Welcome to 2011 – Looking Ahead
Happy New Year and welcome to 2011. With 2010 behind us, it’s time to indulge in the usual questionable practice of predicting what may occur during the year ahead. Given the nature of economics, finance and politics, the end result of any such exercise is likely to be of minimal value, but let’s not let that deter us.
So a few bold, if improbable, and certainly wildly inaccurate predictions for 2011 are:
Being bullish on the US economy has claimed its fair share of victims over the past 48 months, but it is hard to resist the call of the ‘it’s so bad it couldn’t possibly get any worse’ camp. And so, it’s easy to foresee a strong year of economic growth in the US, with some falls (finally) in the unemployment rate and a recovery in the USD.
In the immortal words of D:Ream, things can only get better. The Fed’s dedication to quantitative easing should eventually start to gain traction, although interest rates will remain close to zero for all of 2011. The recovery will be largely export-led, on the back of a weak USD. However, early signs of a strengthening economy will prompt a reversal of the USD’s decline against most other currencies during 2011, regardless of the Fed’s view on interest rates. While house prices may fall slightly, it’s probably that we will witness the bottoming of the US housing market over the next 12 months, largely due to a pickup in employment, rising wages and increased consumer and business confidence.
Not where you want to be in 2011. A strengthening USD and over-inflated prices for most commodities means that 2011 will be a bad year for commodities bulls. Those likely to suffer the most include iron ore, coal (floods in Queensland notwithstanding), gold, silver and copper. Foreign investors in USD-denominated commodities should be considering an exit strategy. The only possible saviour for commodities would be China, which brings us to…
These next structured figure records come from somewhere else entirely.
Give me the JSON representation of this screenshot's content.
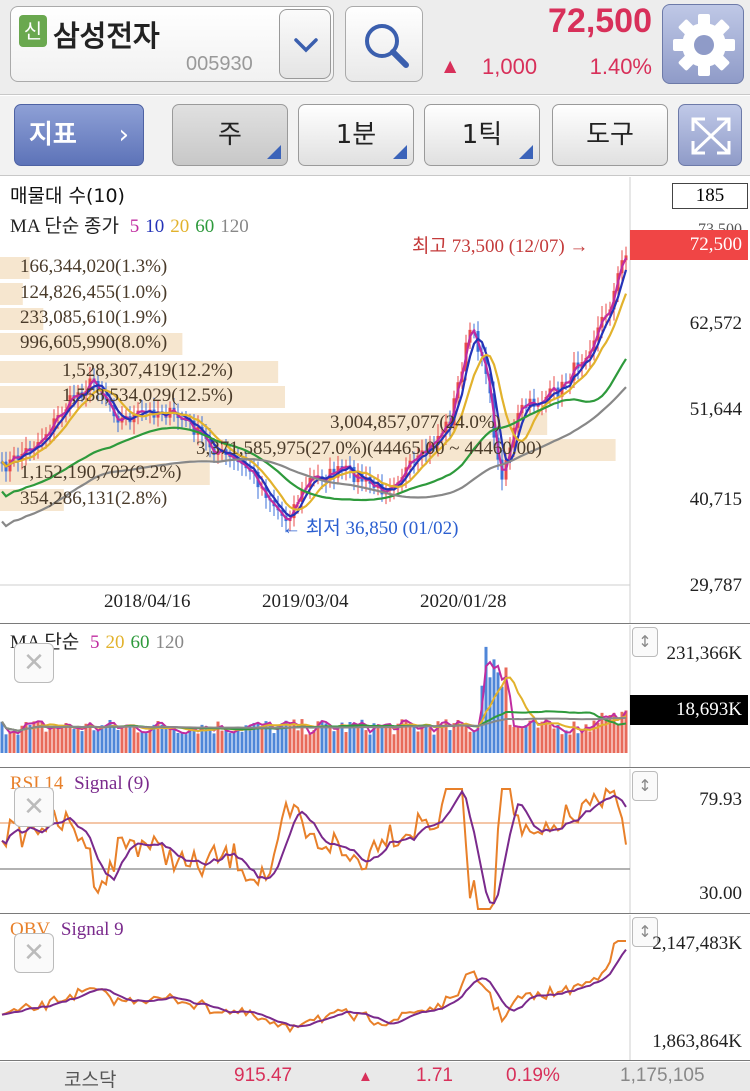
{
  "header": {
    "badge": "신",
    "stock_name": "삼성전자",
    "stock_code": "005930",
    "price": "72,500",
    "change_arrow": "▲",
    "change_amount": "1,000",
    "change_percent": "1.40%",
    "up_color": "#d8305a"
  },
  "toolbar": {
    "indicator_label": "지표",
    "indicator_chevron": "›",
    "period_label": "주",
    "minute_label": "1분",
    "tick_label": "1틱",
    "tools_label": "도구"
  },
  "main_chart": {
    "title": "매물대 수(10)",
    "ma_prefix": "MA 단순 종가",
    "ma_periods": [
      "5",
      "10",
      "20",
      "60",
      "120"
    ],
    "ma_colors": [
      "#c02ca0",
      "#2433b8",
      "#e2b22c",
      "#2e9a3c",
      "#888888"
    ],
    "top_value": "185",
    "price_tag": "72,500",
    "y_labels": [
      "62,572",
      "51,644",
      "40,715",
      "29,787"
    ],
    "y_label_top_partial": "73,500",
    "x_labels": [
      "2018/04/16",
      "2019/03/04",
      "2020/01/28"
    ],
    "high_marker": "최고 73,500 (12/07) →",
    "low_marker": "← 최저 36,850 (01/02)",
    "volume_profile": [
      {
        "label": "166,344,020(1.3%)",
        "pct": 1.3
      },
      {
        "label": "124,826,455(1.0%)",
        "pct": 1.0
      },
      {
        "label": "233,085,610(1.9%)",
        "pct": 1.9
      },
      {
        "label": "996,605,990(8.0%)",
        "pct": 8.0
      },
      {
        "label": "1,528,307,419(12.2%)",
        "pct": 12.2
      },
      {
        "label": "1,558,534,029(12.5%)",
        "pct": 12.5
      },
      {
        "label": "3,004,857,077(24.0%)",
        "pct": 24.0
      },
      {
        "label": "3,371,585,975(27.0%)(44465.00 ~ 44460.00)",
        "pct": 27.0
      },
      {
        "label": "1,152,190,702(9.2%)",
        "pct": 9.2
      },
      {
        "label": "354,286,131(2.8%)",
        "pct": 2.8
      }
    ]
  },
  "volume_chart": {
    "ma_prefix": "MA 단순",
    "ma_periods": [
      "5",
      "20",
      "60",
      "120"
    ],
    "ma_colors": [
      "#c02ca0",
      "#e2b22c",
      "#2e9a3c",
      "#888888"
    ],
    "top_label": "231,366K",
    "current_tag": "18,693K"
  },
  "rsi_chart": {
    "name": "RSI 14",
    "signal": "Signal (9)",
    "upper": "79.93",
    "lower": "30.00",
    "line_color": "#e8802a",
    "signal_color": "#7a2a8c"
  },
  "obv_chart": {
    "name": "OBV",
    "signal": "Signal 9",
    "upper": "2,147,483K",
    "lower": "1,863,864K"
  },
  "footer": {
    "market": "코스닥",
    "index": "915.47",
    "arrow": "▲",
    "change": "1.71",
    "percent": "0.19%",
    "volume": "1,175,105"
  }
}
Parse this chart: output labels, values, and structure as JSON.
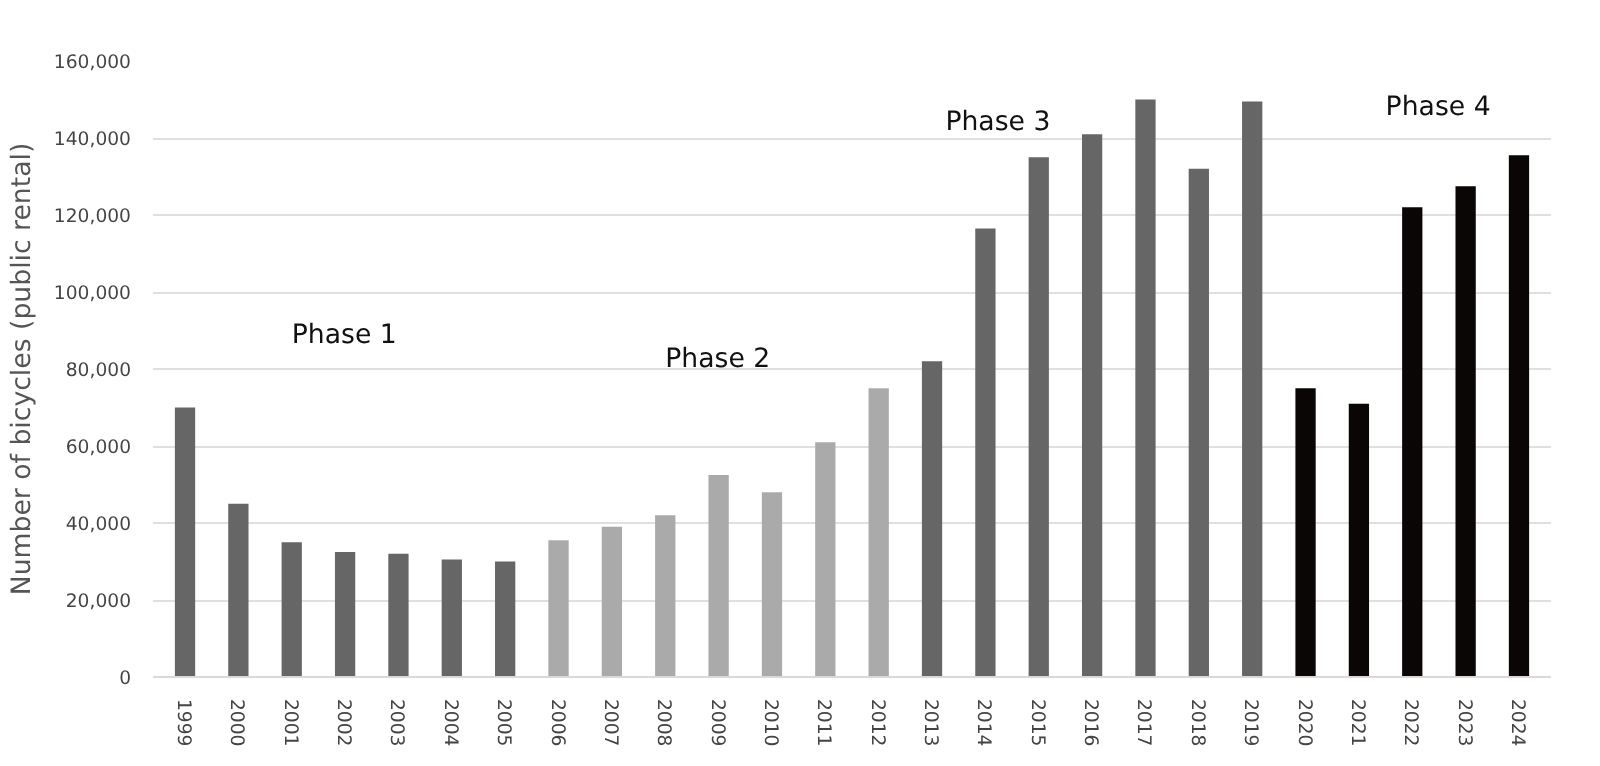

2011 is the Chinese Year of the Rabbit. Although rabbits are lucky in Chinese mythology, the Year of the Rabbit is also a year…
…in which you can catch your breath and calm your nerves. It is a time for negotiation. Don’t try to force issues, because if you do you will ultimately fail.
Perhaps a message for Chinese policymakers? Regardless, expect to see Chinese growth slow considerably during 2011 as inflation wreaks havoc across the Chinese economy. If you can believe the official statistics, it’s apparently possible to grow GDP at 8% per annum with inflation less than 4%. No it isn’t. There is a disconnect between soaring commodity prices and relatively benign inflation in the world’s most populous nation. Although you wouldn’t necessarily expect a very close correlation, consider the following:
– China’s inflation rate for the 11 months to November 2010 was 3.2% (although December’s figures was 5.8% annualised)
– during 2010 copper increased 29%, nickel 30%, Australian thermal coal 30%, iron ore 80% and tin 70%
– annual food inflation to October 2010 was 10.10%
Once you throw the rapid increase in property prices into the mix, primarily on the back of easy credit to the many LGFV’s, it seems clear that China’s economy is overheating. Raising credit provision limits helps around the edges, but interest rate increases will have to come soon (Chinese interest rates increased on only two occasions during 2010). A slowdown in economic growth will impact commodities directly, with the secondary victims being resource-rich nations such as Canada and Australia.
No easy quick solutions for Europe unfortunately. Expect Portugal and Spain to fall to the bond-market vigilantes, with Italy looking wobbly. The EU will be forced to significantly increase the size of the stability fund and draft some very quick legislation regarding an eventual fiscal integration. The other option, of course, is that Germany simply forces the perennial defaulters out of the euro, though this is unlikely. As we have discussed before, Europe really only has three options open to it, for a reminder see here
Bonds have had their day in the sun and the end of the rally is nigh. While interest rates will remain relatively low, improved signs of economic growth in the US will spark a bond market rout. Favour equities over bonds.
As mentioned, the USD will perform well, while the euro will remain weak on the back of continued concerns over the long-term future of the euro. Commodity-rich nations such as Australia, South Africa and Canada can expect falls of around 15 to 20 % in the value of their currency relative to the USD. China may well allow the yuan to revalue upwards again, though not by much (again).
After a relatively soft year for equities in 2010, 2011 should see further gains in most markets. The third-year after a market crash is usually the most important, as a generalisation. Year one is a sharp recovery, year two is generally flat/stable, while year three builds upon gains made in the first year. Regional and country-specific factors will play a role though: the Dow should perform well, EU indices will be mostly down while emerging markets while again lead gains. Resource heavy indices such as Australia and Canada and others will be weak.
Naturally most of the above will probably be hopelessly incorrect, but that’s what you get for trying to predict the future.